Crime, Law & Justice, Politics

Fujimori: amnesty law for human rights violators intended to bring stability

Jailed ex-President Alberto Fujimori told state prosecutor Jose Antonio Peláez today that two laws passed during his administration inadvertently benefited members of the Colina group death squad, which was responsible for killing 25 people suspected of collaborating with the Shining Path insurgency.

Fujimori said the 1994 Cantuta law and 1995 Amnesty law were intended to stabilize Peru after 15 years of internal conflict. “I considered it necessary to look for a peaceful solution after 14 or 15 years of internal war,” said Fujimori. “They were part of a general plan by the government to lead Peru to peace.”

The Cantuta law allowed members of the Colina group to be prosecuted for the La Cantuta murders in a military court, where the head of the death squad, Major Santiago Martin Rivas, received a 20-year prison sentence.

A year later, he and the rest of Colina group were pardoned under a sweeping Amnesty law, which provided immunity for police officers, military personnel and civilians convicted or accused of human rights violations during the internal war.

Fujimori told prosecutors on Monday he first learned of the Colina group’s existence in 1993, when his intelligence chief, Vladimiro Montesinos, told him “there was the possibility that this group, of Martin Rivas and the others, had committed the crimes.”

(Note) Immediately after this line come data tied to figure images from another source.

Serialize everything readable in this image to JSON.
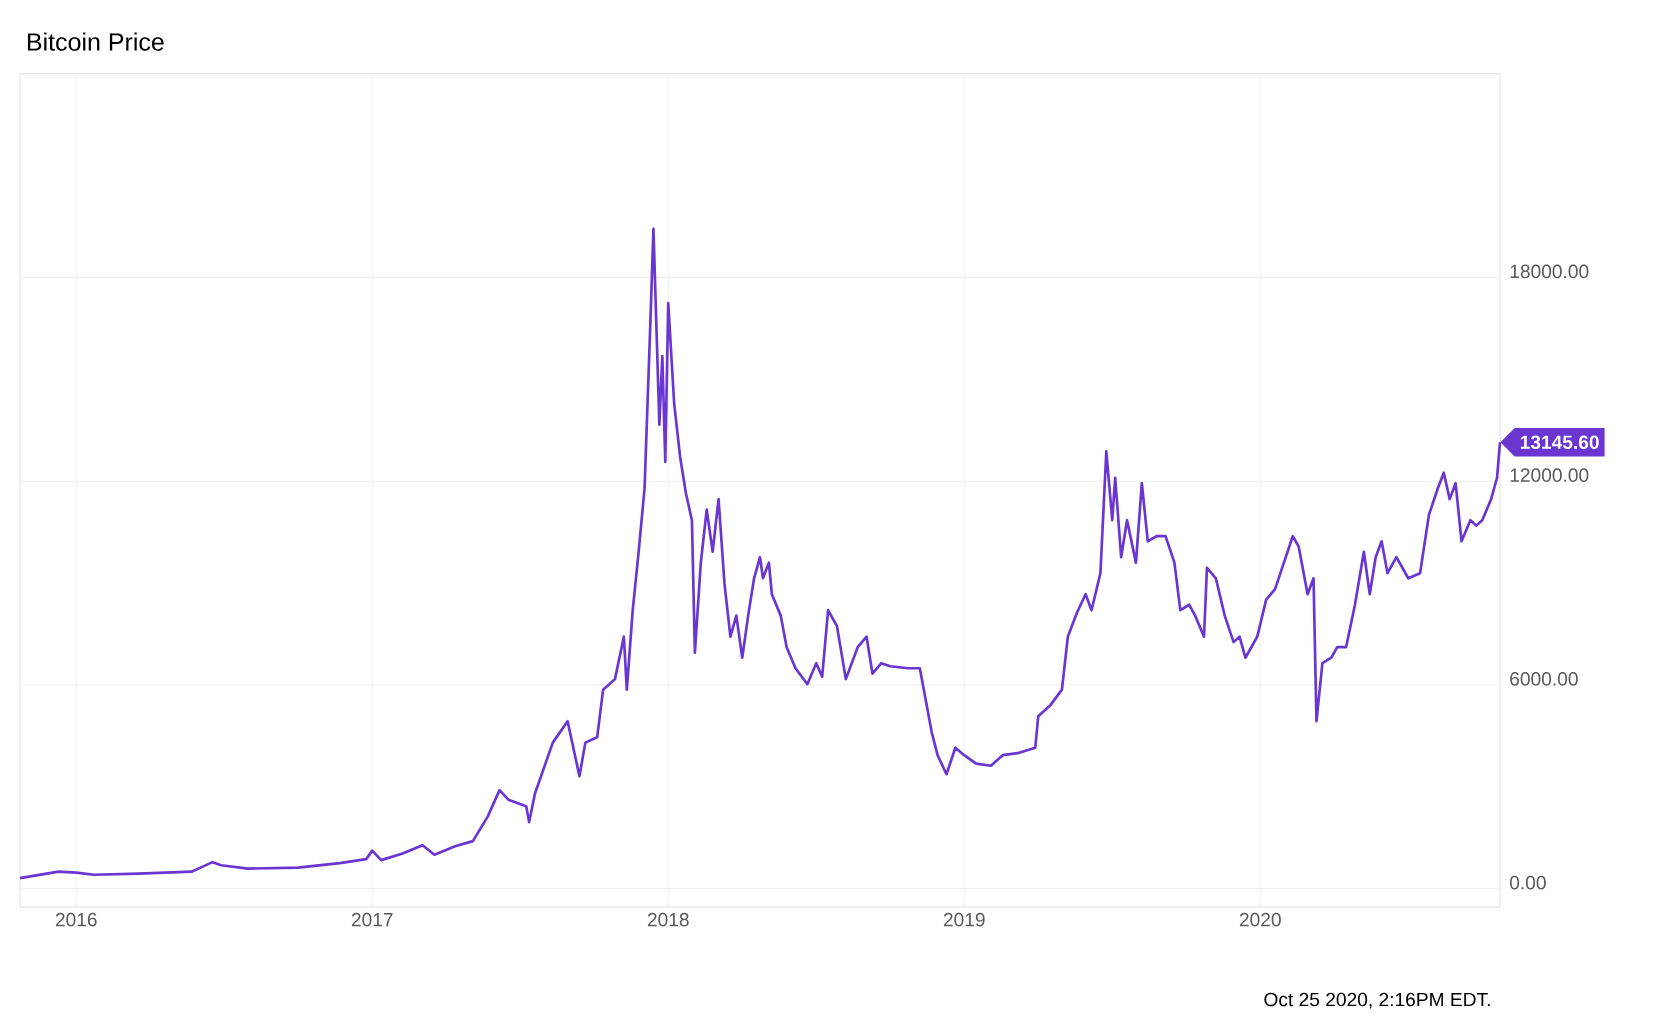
{
  "chart_data": {
    "type": "line",
    "title": "Bitcoin Price",
    "x": [
      2015.81,
      2015.85,
      2015.94,
      2016.0,
      2016.06,
      2016.21,
      2016.39,
      2016.42,
      2016.46,
      2016.49,
      2016.58,
      2016.75,
      2016.89,
      2016.98,
      2017.0,
      2017.03,
      2017.1,
      2017.17,
      2017.21,
      2017.28,
      2017.34,
      2017.39,
      2017.43,
      2017.46,
      2017.52,
      2017.53,
      2017.55,
      2017.61,
      2017.66,
      2017.7,
      2017.72,
      2017.76,
      2017.78,
      2017.82,
      2017.85,
      2017.86,
      2017.88,
      2017.9,
      2017.92,
      2017.94,
      2017.95,
      2017.97,
      2017.98,
      2017.99,
      2018.0,
      2018.02,
      2018.04,
      2018.06,
      2018.08,
      2018.09,
      2018.11,
      2018.13,
      2018.15,
      2018.17,
      2018.19,
      2018.21,
      2018.23,
      2018.25,
      2018.27,
      2018.29,
      2018.31,
      2018.32,
      2018.34,
      2018.35,
      2018.38,
      2018.4,
      2018.43,
      2018.47,
      2018.5,
      2018.52,
      2018.54,
      2018.57,
      2018.6,
      2018.64,
      2018.67,
      2018.69,
      2018.72,
      2018.75,
      2018.81,
      2018.85,
      2018.87,
      2018.89,
      2018.91,
      2018.94,
      2018.97,
      2019.0,
      2019.04,
      2019.09,
      2019.13,
      2019.18,
      2019.24,
      2019.25,
      2019.29,
      2019.33,
      2019.35,
      2019.38,
      2019.41,
      2019.43,
      2019.46,
      2019.48,
      2019.5,
      2019.51,
      2019.53,
      2019.55,
      2019.58,
      2019.6,
      2019.62,
      2019.65,
      2019.68,
      2019.71,
      2019.73,
      2019.76,
      2019.78,
      2019.81,
      2019.82,
      2019.85,
      2019.88,
      2019.91,
      2019.93,
      2019.95,
      2019.99,
      2020.02,
      2020.05,
      2020.08,
      2020.11,
      2020.13,
      2020.16,
      2020.18,
      2020.19,
      2020.21,
      2020.24,
      2020.26,
      2020.29,
      2020.32,
      2020.35,
      2020.37,
      2020.39,
      2020.41,
      2020.43,
      2020.46,
      2020.5,
      2020.54,
      2020.57,
      2020.6,
      2020.62,
      2020.64,
      2020.66,
      2020.68,
      2020.71,
      2020.73,
      2020.75,
      2020.78,
      2020.8,
      2020.81
    ],
    "series": [
      {
        "color": "#6a35d0",
        "values": [
          310,
          370,
          500,
          470,
          410,
          440,
          500,
          620,
          780,
          690,
          590,
          620,
          750,
          870,
          1120,
          840,
          1030,
          1280,
          1000,
          1250,
          1400,
          2120,
          2900,
          2620,
          2430,
          1960,
          2810,
          4300,
          4930,
          3310,
          4300,
          4460,
          5860,
          6170,
          7420,
          5860,
          8200,
          9920,
          11790,
          16770,
          19430,
          13660,
          15680,
          12570,
          17240,
          14280,
          12720,
          11630,
          10850,
          6950,
          9600,
          11160,
          9920,
          11470,
          8980,
          7420,
          8040,
          6800,
          8040,
          9140,
          9760,
          9140,
          9600,
          8670,
          8040,
          7110,
          6490,
          6020,
          6640,
          6240,
          8200,
          7730,
          6170,
          7110,
          7420,
          6330,
          6640,
          6550,
          6490,
          6490,
          5550,
          4610,
          3930,
          3370,
          4150,
          3930,
          3680,
          3620,
          3930,
          3990,
          4150,
          5080,
          5390,
          5860,
          7420,
          8110,
          8670,
          8200,
          9290,
          12880,
          10850,
          12100,
          9760,
          10850,
          9600,
          11940,
          10230,
          10380,
          10380,
          9600,
          8200,
          8360,
          8040,
          7420,
          9450,
          9140,
          8040,
          7260,
          7420,
          6800,
          7420,
          8510,
          8820,
          9600,
          10380,
          10070,
          8670,
          9140,
          4930,
          6640,
          6800,
          7110,
          7110,
          8360,
          9920,
          8670,
          9760,
          10230,
          9290,
          9760,
          9140,
          9290,
          11010,
          11790,
          12250,
          11470,
          11940,
          10230,
          10850,
          10690,
          10850,
          11470,
          12100,
          13145.6
        ]
      }
    ],
    "xlim": [
      2015.81,
      2020.81
    ],
    "xticks": [
      2016,
      2017,
      2018,
      2019,
      2020
    ],
    "ylim": [
      -540,
      24000
    ],
    "yticks": [
      {
        "value": 0,
        "label": "0.00"
      },
      {
        "value": 6000,
        "label": "6000.00"
      },
      {
        "value": 12000,
        "label": "12000.00"
      },
      {
        "value": 18000,
        "label": "18000.00"
      }
    ],
    "grid": true,
    "annotations": [
      {
        "text": "13145.60",
        "x": 2020.81,
        "y": 13145.6
      },
      "Oct 25 2020, 2:16PM EDT."
    ]
  }
}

Fujimori is accused of authorizing the Colina group to kill 15 people in Lima’s Barrios Altos district in 1991 and nine students and one professor at La Cantuta University in 1992. At the time, Fujimori temporarily resided in the intelligence headquarters that the Colina group used as its base of operations, and decorated its members with medals of honor soon after the Barrios Altos massacre.

He faces up to 30 years in prison if convicted.